İmam Fahri Razi ise İbni Sinaya istinaden; Fatihaya bin soru sorar bin cevap alırım diyerek, Fatiha suresi Elhamdulillahi rabbil alemin diye başlar, Rabbil alemin sıfatı çok geniştir, Allah hala müdahele etmektedir, aksi halde Fatiha Elhamdulillahi Halukul alemin diye başlardı der.
Zariyat suresi 47. Ayette yüce kelam ?´Göğü biz kudretimizle kurduk ve sürekli genişletiyoruz´´ der. Bu ayetin buyruğuna göre gerçek manada bilime sahip olmalı ve fay hatlarının üzerinde deprem biliminin kurallarına göre yerleşim alanları açmak zorundasınızdır. Bu durum kainat yaratılmadan önce hazır olan kuralların yartılış sırasında konulduğunu işaret eder. Dolayısıyla bilim adamının tarafsızlığı önemlidir. Yer kabuğunu kıran, sıradan bir doğa olayı değil kuralları ve genişleme ihtiyacı önceden varedilmiş olan yaratılışın sahibi ilahi kudrettir. Kainatın periyodik kuralları insanoğlunun özgürlüğünü ne derece kısıtlar ve ya nereye kadar sınırlayabilir. Göçmen kuşların mevsimsel hareketlerine bakarak bir fikir üretebiliriz sanırım.
Dünyanın neresinde olursanız olun, belki bir çok şey değişir ve davranışlarımızı etkiler ancak mü´minler için kıblenin yeri aynıdır. Bu nokta nazarıyla, bilim müslüman için olmazsa olmaz bir gerçektir. Kainatı tanımayı sağlar, kainatın bir noktasında daimi olarak yerleşebilmenin yollarını açar. Ancak bu durum hayvanlarda alan sahiplenmesine benzer şekilde insanda mülkiyet edinme hırsını doğurarak yeni Habil-Kabil olaylarına da yol açabilir.

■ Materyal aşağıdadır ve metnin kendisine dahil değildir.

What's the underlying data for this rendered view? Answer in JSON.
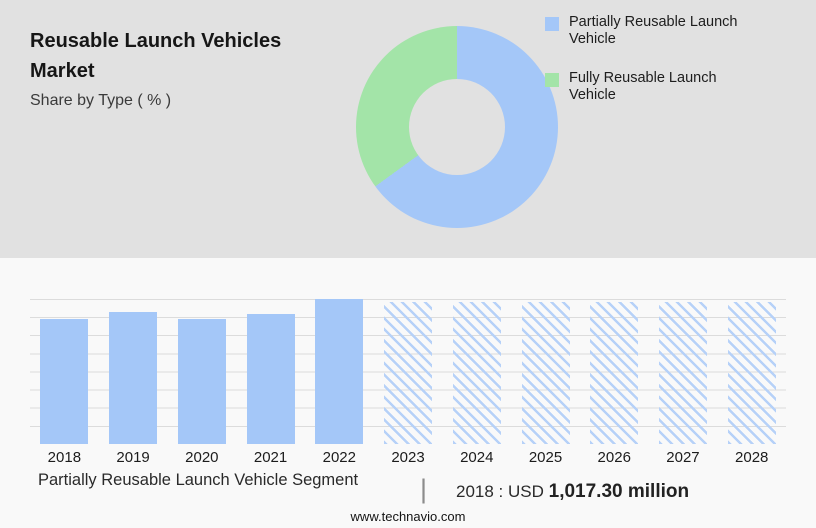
{
  "header": {
    "title": "Reusable Launch Vehicles Market",
    "subtitle": "Share by Type ( % )"
  },
  "colors": {
    "partially_blue": "#a4c7f8",
    "fully_green": "#a3e4a8",
    "top_background": "#e1e1e1",
    "bottom_background": "#f9f9f9"
  },
  "legend": [
    {
      "label": "Partially Reusable Launch Vehicle",
      "color": "#a4c7f8"
    },
    {
      "label": "Fully Reusable Launch Vehicle",
      "color": "#a3e4a8"
    }
  ],
  "chart_data": [
    {
      "type": "pie",
      "subtype": "donut",
      "title": "Share by Type ( % )",
      "slices": [
        {
          "label": "Partially Reusable Launch Vehicle",
          "value": 65,
          "color": "#a4c7f8"
        },
        {
          "label": "Fully Reusable Launch Vehicle",
          "value": 35,
          "color": "#a3e4a8"
        }
      ],
      "legend_position": "right"
    },
    {
      "type": "bar",
      "categories": [
        "2018",
        "2019",
        "2020",
        "2021",
        "2022",
        "2023",
        "2024",
        "2025",
        "2026",
        "2027",
        "2028"
      ],
      "values": [
        86,
        91,
        86,
        90,
        100,
        98,
        98,
        98,
        98,
        98,
        98
      ],
      "solid_years": [
        "2018",
        "2019",
        "2020",
        "2021",
        "2022"
      ],
      "hatched_years": [
        "2023",
        "2024",
        "2025",
        "2026",
        "2027",
        "2028"
      ],
      "ylim": [
        0,
        100
      ],
      "grid": true,
      "xlabel": "",
      "ylabel": ""
    }
  ],
  "caption": {
    "segment_label": "Partially Reusable Launch Vehicle Segment",
    "separator": "|",
    "stat_prefix": "2018 : USD",
    "stat_value": "1,017.30 million"
  },
  "footer": {
    "website": "www.technavio.com"
  }
}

Sonuç olarak; determinizm fiziksel ve mekanik varoluşta oldukça etkili, tabiatı anlama ve açıklamada gereklidir. Sosyolojik açıdan özgürlük evrenin kuralları olduğu gibi toplumsal kurallarında olduğu gerçeğine bağlı olarak ancak hissedilebilecek bir olgudur.